DUDS Oven Repair

Welcome to another installment of DUDS – Dumb Unilateral Decisions by big companies.

We cleaned the oven. Well, OK, my wife pushed the ON button on the auto-clean function. This turns the oven up to super-high of about 4,000 degrees where all the burners are glowing, the heat incinerates the contents stuck to the walls, spews acrid smoke, heats the whole house, but is labour free!

Apparently, the high heat can cause some problems. After the cleaning, the oven wouldn’t work. So, we called Sears, where we bought the oven. And the conversations go like this:

My wife, the Beautiful and Smart Kerry (BASK) calls Sears: Our oven doesn’t work. When can you send someone to fix it?

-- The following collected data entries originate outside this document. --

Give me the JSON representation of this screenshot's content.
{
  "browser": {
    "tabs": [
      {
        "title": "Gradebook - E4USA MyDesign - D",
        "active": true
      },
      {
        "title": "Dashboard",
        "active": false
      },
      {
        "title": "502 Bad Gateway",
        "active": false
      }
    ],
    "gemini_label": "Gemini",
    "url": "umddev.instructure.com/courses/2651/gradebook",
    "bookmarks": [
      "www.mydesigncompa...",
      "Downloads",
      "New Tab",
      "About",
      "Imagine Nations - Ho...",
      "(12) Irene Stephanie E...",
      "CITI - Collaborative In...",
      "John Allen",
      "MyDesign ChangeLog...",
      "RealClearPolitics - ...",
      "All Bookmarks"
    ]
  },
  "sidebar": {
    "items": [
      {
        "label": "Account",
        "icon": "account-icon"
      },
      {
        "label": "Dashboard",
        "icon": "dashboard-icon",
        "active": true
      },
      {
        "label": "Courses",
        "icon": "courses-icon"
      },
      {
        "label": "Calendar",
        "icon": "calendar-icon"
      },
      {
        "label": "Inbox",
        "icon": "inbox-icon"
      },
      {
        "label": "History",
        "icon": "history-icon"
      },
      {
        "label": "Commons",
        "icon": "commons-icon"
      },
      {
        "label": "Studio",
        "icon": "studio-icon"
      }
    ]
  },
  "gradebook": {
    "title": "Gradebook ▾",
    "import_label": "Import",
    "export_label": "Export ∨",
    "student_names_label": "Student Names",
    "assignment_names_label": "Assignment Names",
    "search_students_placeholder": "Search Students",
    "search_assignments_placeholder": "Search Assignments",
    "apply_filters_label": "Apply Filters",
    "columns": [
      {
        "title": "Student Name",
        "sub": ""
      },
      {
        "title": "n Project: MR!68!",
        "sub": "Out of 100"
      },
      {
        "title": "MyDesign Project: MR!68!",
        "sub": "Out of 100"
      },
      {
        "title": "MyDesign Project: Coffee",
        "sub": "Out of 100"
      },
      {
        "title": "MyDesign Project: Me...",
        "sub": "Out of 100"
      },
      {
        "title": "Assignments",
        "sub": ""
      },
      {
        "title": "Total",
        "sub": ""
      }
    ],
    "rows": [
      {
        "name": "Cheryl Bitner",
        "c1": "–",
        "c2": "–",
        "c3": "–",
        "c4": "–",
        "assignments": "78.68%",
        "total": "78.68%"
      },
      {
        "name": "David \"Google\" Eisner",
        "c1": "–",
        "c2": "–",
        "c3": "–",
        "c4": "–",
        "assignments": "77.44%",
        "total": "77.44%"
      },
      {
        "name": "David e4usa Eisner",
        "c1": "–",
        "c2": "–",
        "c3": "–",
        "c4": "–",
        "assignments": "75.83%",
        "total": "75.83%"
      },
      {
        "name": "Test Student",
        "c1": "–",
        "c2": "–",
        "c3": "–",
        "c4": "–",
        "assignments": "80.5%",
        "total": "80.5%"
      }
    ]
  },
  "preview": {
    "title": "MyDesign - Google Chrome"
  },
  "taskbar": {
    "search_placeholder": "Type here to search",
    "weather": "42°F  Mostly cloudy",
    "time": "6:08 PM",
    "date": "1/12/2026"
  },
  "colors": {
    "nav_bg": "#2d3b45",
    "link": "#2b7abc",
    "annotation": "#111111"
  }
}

Sears: The soonest we can send someone is Monday, but the technician will need to call you to confirm.

BASK: OK.

Then, the technician calls, and confirms an appointment for Monday. Monday comes, the technician calls in sick, and the appointment is rescheduled to Wednesday.

Me: Let’s call someone else. So we call a local repair company (Hurst Appliance Repair, recommended by Coast, where we bought our new cooktop) and they arrange for Wednesday, promising to call us in the morning to confirm.

My wife calls Sears to cancel.

Sears: I’m sorry, you can’t cancel the appointment as we’ve already ordered parts.

BASK: How could you order parts? Your technician hasn’t looked at anything and doesn’t know what’s wrong. Please cancel our appointment.

Sears: You can’t cancel. We’re sending the technician.

BASK: Send him if you want. We’re not letting him in and we’re not paying.

Sears: Oh. Well, then, I’ll have the technician call you.

BASK: No, we’re done here, and we’re cancelling the appointment.

Sears: OK. Thank you for calling Sears!

The local guys, Hurst, call at 7:59 on Wednesday morning and confirm for 9:30 later that morning. They show up on time, do a great job, and the oven works.

The new technician advises to NOT clean your oven right before an important event (Christmas dinner) as the heat can cause problems. I advise that cleaning your oven should be done in the summer when you can open all the windows and sit outside enjoying a cold drink while the hot oven incinerates itself.

Business lessons:

  • Don’t do something disruptive, like loading new software or changing processes, right before an important deadline. (I swear that my printer can tell when a report is due)
  • If one of your people can’t meet a deadline, provide someone else, or provide some value for free to preserve the relationship.
  • Don’t tell your customers what they can and can’t do. They’re the boss. And, they have choices.
  • Beware when the marketing is more effective than the service.